İkimiz hiç konuşmadan yeniden soğuk havaya çıktık. Hızla motora atladık ve nereye olduğu bilinmez bir şekilde yol almaya başladık. Artan hararetin ardından bir süredir maruz kaldığım serin hava iyi gelmişti. Atlas şehrin dışına doğru sürüyor gibi görünüyordu. Nereye gittiğini önemsediğini hiç sanmıyordum ama sonra Zekeriyaköy tarafında bir köy kahvaltıcısının önünde durduğumuzda yanıldığımı anladım. Motordan inmekte tereddüt ettiğimi görünce beni şaşırtan bir şekilde gülümsedi.
"Ölüyorum açlıktan. Kahvaltı etmeyecek miyiz?" dedi.
Bir ruh halinden bir başka ruh haline savrulma hızı beni benden alıyordu. Neyse ki Atlas'ın gülen yüzüyle aram çok daha iyiydi. Uzattığı eli bir kez daha tutarak onunla beraber yürüdüm.
Mekanın açık hava kısmı kış dolayısıyla kapalı görünüyordu. Küçük iç mekanda birkaç ahşap masa ve orta yerde gürül gürül yanan bir odun sobası vardı. Gözüme çarpan altı mumluklu sıcak çaydanlıklar ve masaları dolduran çok çeşitli kahvaltılıklar yüzünden midemde bir bayram neşesi başladı. Burayı anında sevmiştim.

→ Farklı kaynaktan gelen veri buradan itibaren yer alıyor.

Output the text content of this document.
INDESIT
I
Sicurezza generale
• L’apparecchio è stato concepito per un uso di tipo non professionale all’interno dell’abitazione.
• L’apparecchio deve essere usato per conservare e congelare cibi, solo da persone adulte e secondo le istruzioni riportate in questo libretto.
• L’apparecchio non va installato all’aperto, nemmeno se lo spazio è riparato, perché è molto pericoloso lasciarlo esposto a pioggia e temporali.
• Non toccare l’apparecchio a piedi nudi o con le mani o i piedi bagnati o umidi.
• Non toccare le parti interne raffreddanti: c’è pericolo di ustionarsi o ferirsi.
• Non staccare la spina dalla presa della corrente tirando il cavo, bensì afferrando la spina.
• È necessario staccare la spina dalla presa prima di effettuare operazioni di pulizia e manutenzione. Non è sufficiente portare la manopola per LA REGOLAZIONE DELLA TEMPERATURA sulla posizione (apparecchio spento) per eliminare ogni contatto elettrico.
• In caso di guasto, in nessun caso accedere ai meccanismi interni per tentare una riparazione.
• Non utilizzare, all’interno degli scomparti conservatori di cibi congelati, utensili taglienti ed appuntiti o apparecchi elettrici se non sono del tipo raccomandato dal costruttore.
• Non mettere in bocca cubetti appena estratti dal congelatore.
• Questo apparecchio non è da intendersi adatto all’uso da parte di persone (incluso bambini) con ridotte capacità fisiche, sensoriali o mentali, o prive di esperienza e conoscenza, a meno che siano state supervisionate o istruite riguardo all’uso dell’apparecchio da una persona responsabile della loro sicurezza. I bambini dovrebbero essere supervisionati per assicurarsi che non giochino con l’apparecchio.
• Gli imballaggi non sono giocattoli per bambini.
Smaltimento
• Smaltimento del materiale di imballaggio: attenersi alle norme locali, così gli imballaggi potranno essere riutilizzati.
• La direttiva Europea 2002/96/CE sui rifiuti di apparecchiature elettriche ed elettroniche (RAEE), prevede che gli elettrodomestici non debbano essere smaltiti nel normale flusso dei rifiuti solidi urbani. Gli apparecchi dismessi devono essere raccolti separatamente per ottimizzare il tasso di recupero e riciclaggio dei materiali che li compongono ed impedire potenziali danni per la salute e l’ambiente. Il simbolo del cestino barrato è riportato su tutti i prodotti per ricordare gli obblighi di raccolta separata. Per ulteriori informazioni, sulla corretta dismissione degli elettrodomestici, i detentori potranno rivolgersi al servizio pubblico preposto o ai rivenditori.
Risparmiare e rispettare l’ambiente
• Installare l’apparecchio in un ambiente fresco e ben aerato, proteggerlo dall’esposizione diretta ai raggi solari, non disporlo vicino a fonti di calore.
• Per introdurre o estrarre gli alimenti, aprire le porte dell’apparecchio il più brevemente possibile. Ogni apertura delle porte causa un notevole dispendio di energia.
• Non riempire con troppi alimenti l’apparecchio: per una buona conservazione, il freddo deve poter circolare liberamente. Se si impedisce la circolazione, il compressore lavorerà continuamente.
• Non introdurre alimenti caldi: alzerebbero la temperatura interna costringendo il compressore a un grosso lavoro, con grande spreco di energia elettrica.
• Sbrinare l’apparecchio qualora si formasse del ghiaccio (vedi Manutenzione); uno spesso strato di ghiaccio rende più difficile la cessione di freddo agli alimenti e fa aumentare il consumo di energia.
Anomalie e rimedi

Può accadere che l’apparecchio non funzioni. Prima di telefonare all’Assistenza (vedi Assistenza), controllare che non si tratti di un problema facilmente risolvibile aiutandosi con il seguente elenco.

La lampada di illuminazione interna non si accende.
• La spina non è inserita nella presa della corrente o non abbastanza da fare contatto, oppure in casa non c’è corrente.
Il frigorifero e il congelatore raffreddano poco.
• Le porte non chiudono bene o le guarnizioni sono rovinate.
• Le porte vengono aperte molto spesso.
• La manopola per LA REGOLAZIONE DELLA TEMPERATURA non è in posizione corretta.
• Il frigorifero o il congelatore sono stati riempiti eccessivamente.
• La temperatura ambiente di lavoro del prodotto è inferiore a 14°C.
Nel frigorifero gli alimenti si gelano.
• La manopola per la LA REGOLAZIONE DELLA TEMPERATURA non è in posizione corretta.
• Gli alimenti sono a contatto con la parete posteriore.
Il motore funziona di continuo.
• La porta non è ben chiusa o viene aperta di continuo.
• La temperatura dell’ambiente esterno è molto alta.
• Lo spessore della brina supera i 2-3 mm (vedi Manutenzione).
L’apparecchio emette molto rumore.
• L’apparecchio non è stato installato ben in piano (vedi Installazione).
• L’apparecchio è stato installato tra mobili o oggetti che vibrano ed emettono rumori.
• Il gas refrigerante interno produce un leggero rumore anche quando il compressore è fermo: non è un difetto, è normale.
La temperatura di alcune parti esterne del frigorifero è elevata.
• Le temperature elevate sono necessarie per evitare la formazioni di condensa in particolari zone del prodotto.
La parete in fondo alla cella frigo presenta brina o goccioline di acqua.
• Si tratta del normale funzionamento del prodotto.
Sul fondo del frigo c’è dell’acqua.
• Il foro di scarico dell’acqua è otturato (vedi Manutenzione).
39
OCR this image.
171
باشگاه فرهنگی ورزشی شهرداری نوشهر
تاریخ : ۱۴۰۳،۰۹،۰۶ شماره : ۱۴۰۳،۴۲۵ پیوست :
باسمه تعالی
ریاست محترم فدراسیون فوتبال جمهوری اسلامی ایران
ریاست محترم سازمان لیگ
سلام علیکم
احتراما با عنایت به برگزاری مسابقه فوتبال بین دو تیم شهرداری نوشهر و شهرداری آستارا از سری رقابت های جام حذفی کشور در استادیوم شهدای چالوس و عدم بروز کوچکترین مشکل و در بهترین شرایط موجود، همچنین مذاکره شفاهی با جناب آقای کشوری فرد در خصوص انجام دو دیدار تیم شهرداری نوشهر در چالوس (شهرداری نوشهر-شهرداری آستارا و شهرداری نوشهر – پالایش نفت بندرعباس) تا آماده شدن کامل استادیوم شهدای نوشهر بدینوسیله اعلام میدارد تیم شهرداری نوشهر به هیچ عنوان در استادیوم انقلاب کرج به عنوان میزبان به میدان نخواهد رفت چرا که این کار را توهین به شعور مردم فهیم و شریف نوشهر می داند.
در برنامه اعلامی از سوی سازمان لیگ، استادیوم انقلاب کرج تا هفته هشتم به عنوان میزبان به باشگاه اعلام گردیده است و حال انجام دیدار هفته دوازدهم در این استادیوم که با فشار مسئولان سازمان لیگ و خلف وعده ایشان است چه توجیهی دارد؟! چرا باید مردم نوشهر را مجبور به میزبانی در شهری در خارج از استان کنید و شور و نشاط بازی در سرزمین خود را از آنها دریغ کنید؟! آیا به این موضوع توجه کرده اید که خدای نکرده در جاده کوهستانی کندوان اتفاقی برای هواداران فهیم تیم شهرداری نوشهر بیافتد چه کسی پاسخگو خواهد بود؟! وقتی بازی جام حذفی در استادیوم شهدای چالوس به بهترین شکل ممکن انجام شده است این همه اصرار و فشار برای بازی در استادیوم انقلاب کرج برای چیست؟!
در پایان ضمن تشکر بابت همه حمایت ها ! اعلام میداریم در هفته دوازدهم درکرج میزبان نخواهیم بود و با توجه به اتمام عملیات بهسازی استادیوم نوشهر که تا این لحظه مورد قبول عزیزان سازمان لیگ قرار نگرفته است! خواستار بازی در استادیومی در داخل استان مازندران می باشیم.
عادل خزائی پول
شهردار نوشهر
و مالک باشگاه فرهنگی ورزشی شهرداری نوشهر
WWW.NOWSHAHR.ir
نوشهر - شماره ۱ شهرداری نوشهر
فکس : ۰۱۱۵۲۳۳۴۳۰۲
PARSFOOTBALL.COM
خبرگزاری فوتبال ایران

Yeşilliklerle dolu manzaraya bakan bir masaya oturduk. Görevliler hızla sofrayı donattılar. Bir süre gözümüzü açamadan yemeğe yumulduk. Dakikalar sonra Atlas hala bazlamanın üstüne tereyağı ve bal sürerken ben yemekle işimi bitirerek arkama yaslandım.
"Artık bana neler olduğunu açıklayacak mısın?" diye sordum.
"Henüz değil." dedi gülerek ve çatalını zeytinlere sapladı. Elimdeki maydanoz sapını yüzüne attım.
"Yavaş. Nimetle şaka olmaz."
"Maydanoz sapını da nimetten mi sayıyorsun?"
"Açken herşeyi nimetten sayıyorum."
"Sen hep açsın ki."
"Farkettin mi bilmiyorum ama ben biraz iri yarıyım." Yaşanan gerginliğin ardından iyi bir ruh halinde olması aslında hoşuma gidiyordu.
"Evet farkettim." dedim.
"Sen de biraz beslensen fena olmayacak. Yani, benimle aşık atabilmen açısından."
Terbiyesiz imasını anlamazdan geldim.
"O konuda gayet iyiyim bence."
"Fazla ufak tefeksin."
"Öfkelenince boyutların bir önemi kalmıyor."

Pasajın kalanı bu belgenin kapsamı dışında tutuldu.